La réticence de la dryade entraîna Wolff à philosopher. L’existence de ces créatures était virtuellement exempte de danger et de phénomènes effrayants, pourtant, elles étaient incapables de regarder en face les périls ou la laideur. Elles étaient exagérément conditionnées à la facilité, à la beauté.
« Que tu veuilles ou non en parler, cela m’est égal : il le faut. C’est très important. »
Elle se détourna. « Non. Je ne veux pas.
— Quelle direction ont-ils prise ?
— Qui ?
— Les monstres. Et Kickaha.
— J’ai entendu qu’il les appelait gworls. Je ne connaissais pas ce mot. Les… gworls viennent sûrement d’ailleurs. » Elle tendit la main vers la mer, désignant la chaîne lointaine. « De là-haut. De la montagne. »
Brusquement, elle lui fit face et se rapprocha, ses yeux immenses fixés sur ceux de Robert qui, même dans les circonstances du moment, ne put s’empêcher de s’émerveiller de ses traits exquis, de la douceur laiteuse de sa peau.
« Allons-nous-en ! » s’exclama-t-elle. « Très loin. Les monstres sont toujours là. Quelques-uns d’entre eux ont peut-être emmené Kickaha mais ils ne sont pas tous partis. L’autre jour, j’en ai vu deux. Ils se cachaient dans le creux d’un arbre. Leurs yeux luisaient comme ceux des bêtes et leur odeur était horrible. C’était comme une odeur de fruits pourris et moisis. » Elle posa la main sur la trompe. « Je crois que c’est cela qu’ils veulent.
— J’ai soufflé dedans. S’ils sont dans les parages, ils ont sûrement entendu. »
Il regarda tout autour de lui. À travers les arbres, il distingua comme un reflet derrière un buisson distant d’une centaine de mètres. Il se figea. Bientôt, le buisson s’agita et il y eut à nouveau un éclair de lumière. Il saisit la main de la fille.
« Partons. Mais fais comme si de rien n’était. Prends un air nonchalant. »
Elle se dégagea de l’étreinte de Wolff, « Qu’y a-t-il ?
— Pas de crise de nerfs ! J’ai l’impression d’avoir va quelque chose derrière un buisson. Peut-être que ce n’est rien du tout, peut-être que ce sont les gworls. Ne te retourne pas ! Cela nous trahirait. »
Mais il avait parlé trop tard : elle avait déjà tourné la tête. Elle haleta et se serra contre lui. « Ce sont eux… ce sont eux… »
Elle tendait le bras et il regarda dans la direction qu’elle indiquait : deux personnages noirs et trapus étaient en train d’émerger lentement de leur cachette. Chacun tenait à la main une longue lame d’acier, large et recourbée, qu’il brandissait en hurlant d’une voix rauque. Ils n’étaient vêtus que de leur pelage noir et hirsute mais portaient en travers de la poitrine une lanière de cuir à laquelle étaient fixés des couteaux dans des fourreaux.

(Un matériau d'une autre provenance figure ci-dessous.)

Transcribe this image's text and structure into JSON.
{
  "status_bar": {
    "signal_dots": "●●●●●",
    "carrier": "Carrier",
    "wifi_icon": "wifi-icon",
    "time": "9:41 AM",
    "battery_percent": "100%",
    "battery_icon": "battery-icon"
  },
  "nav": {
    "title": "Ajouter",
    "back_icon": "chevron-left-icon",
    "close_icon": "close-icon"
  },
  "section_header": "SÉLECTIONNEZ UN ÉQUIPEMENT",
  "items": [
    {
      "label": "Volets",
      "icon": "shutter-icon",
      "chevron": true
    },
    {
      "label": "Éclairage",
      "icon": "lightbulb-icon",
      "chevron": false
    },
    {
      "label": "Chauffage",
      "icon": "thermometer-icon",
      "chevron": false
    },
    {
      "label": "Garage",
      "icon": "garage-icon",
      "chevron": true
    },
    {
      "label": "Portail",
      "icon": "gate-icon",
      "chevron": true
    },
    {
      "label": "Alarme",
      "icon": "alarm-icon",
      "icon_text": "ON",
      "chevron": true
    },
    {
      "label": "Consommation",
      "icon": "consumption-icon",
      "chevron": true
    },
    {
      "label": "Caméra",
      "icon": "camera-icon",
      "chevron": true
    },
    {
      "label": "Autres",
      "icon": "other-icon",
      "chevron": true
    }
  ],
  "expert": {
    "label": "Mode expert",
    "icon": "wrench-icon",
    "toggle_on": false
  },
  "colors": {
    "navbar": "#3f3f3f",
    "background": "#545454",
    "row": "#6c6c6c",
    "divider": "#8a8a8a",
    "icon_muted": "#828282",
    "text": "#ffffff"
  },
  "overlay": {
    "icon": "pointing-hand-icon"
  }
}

« Ne t’affole pas », dit Wolff. « Avec leurs petites jambes torses, ils ne doivent pas pouvoir courir très vite. Y a-t-il un endroit susceptible de nous offrir un refuge ? Un abri où ils ne pourraient pas nous suivre ?
« De l’autre côté de la mer », répondit-elle d’une voix tremblante. « Si nous réussissons à aller assez loin, je ne crois pas qu’ils nous découvriront. Il n’y aura qu’à prendre un histoïkhtus. »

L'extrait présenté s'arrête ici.